Dans le même ordre d’idées, si le leader se doit d’évoluer, l’équipe n’est pas en reste. Ces changements de comportements managériaux la concernent également au premier chef :
- Changer d’état d’esprit: être engage vis-à-vis d’un résultat plutôt que de faire acte de présence, jouer le jeu si on en a accepté les règles, agir comme une pièce à part entière d’un puzzle qui ne serait pas complet sans sa contribution;
- Développer d’autres compétences: autonomie, jouer en équipe, sérier les priorités avec discernement, accroître la communication directe et franche, gérer son boss,
- Agir autrement : accepter de se remettre en question, développer la connaissance de ses propres forces et faiblesses, être proactif à bon escient
- Soutenir d’autres valeurs: le groupe passé avant soi, authenticité, intégrité, implication, prise de responsabilité, fair play, ouverture, disponibilité
- Agir autrement: être flexible, committed, trouver sa propre façon de contribuer à l’objectif de groupe, partager l’information, l’expérience et les ressources, être honnête vis-à-vis de soi-même et des autres.
Faites que le rêve dévore votre vie afin que votre vie ne dévore pas votre rêve (Antoine de Saint-Exupéry).
Si le Petit Prince demandait à Saint-Exupéry de lui dessiner un mouton, avec toute sa candeur et son innocence, nous voudrions vous demander, NOUS demander, avec la même candeur, la même innocence, de dessiner un leader pour le monde de demain.
La guerre des talents qui fait rage, la liberté d’accessibilité à l’information, des comportements naturellement plus altruistes sont autant de piste qui nous poussent à développer le leader de demain.

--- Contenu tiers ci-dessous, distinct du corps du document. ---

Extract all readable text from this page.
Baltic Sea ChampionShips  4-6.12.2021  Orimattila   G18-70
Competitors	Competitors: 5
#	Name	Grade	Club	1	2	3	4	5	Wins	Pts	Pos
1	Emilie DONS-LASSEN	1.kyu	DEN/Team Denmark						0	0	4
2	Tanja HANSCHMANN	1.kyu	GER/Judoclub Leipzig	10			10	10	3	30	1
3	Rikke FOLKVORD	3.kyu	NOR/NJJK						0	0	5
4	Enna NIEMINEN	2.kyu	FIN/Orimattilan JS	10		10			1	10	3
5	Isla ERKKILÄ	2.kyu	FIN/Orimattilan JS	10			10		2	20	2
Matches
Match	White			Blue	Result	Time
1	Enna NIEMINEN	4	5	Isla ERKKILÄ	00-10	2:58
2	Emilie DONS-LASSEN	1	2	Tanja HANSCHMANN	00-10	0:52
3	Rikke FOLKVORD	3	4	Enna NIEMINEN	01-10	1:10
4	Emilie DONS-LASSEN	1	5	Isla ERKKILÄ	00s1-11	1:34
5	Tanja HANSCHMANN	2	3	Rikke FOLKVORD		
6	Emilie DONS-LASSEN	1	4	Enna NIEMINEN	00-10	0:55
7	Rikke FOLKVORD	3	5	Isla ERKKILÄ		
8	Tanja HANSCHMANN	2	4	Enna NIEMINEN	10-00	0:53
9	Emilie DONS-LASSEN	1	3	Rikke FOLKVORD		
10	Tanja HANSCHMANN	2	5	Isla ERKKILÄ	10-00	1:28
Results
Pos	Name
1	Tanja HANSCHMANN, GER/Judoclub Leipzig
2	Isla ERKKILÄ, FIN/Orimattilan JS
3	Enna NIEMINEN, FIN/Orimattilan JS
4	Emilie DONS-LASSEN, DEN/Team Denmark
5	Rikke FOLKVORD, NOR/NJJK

Cette femme ou cet homme pourra se poser à la fois en tant que guide et ressource pour son équipe. Son comportement induira un comportement similaire de la part de ses collaborateurs et engendrera, à l’échelle de l’entreprise, la définition d’objectifs qui veillera à l’obtention de résultats au bénéfice d’un plus grand nombre.
L’émergence de nouveaux comportements managériaux se fera de plus en plus pressente : respect de soi et des autres ; positivisme réaliste ou réalisme positif ; création d’une vision enthousiasmante et fixation d’objectifs qui rendent fiers de les avoir réalisés. Le « Pay-it-forward » leadership – la faculté d’entreprendre des actions positive qui servent d’abord l’intérêt de l’autre avant son propre intérêt mais tout en contribuant à la réalisation de l’objectif initial – sera un mode de gestion qui passera des scénarii hollywoodiens vers nos salles de réunions. L’entreprise reste à but lucratif mais ses employés sont sainement motivés et fondamentalement heureux de l’aider à contribuer à rencontrer les attentes de ses actionnaires qui misent plus sur le long terme que sur les indicateurs trimestriels.
Le leader de demain est un leader inspiré et inspirant, charismatique, qui sait se faire manager pour évaluer la distance du chemin parcouru et fixer de nouveau jalon. Le leader de demain loue les réalisations de son équipe et ne s’accapare pas ses succès. Le leader de demain a le courage de ses opinions et de ses actes ; il a également développé de la compassion, une faculté de se remettre en question et d’apprendre de ses erreurs.
Ce leader de demain, c’est à nous, gestionnaires de ressources humaines qu’il convient de les préparer des aujourd’hui. Et ainsi, peut-être que demain nous ne nous targueront plus d’être des gestionnaires mais des développeurs de talents.
[1]A titre d’exemple pour les lecteurs qui souhaiteraient approfondir le sujet, “When generations collides. Who are they ? Why the clash? How to solve the generational puzzle at work”. Linn Lancaster, David Stillman. Ed. Collins, 384 pages.
[2] http://www.visitcliff.com/Visitcliff/Welcome.html -www.futureworkforum.com
[3] Pay it forward, de Mimi Leder, Warner Home Video, 2001.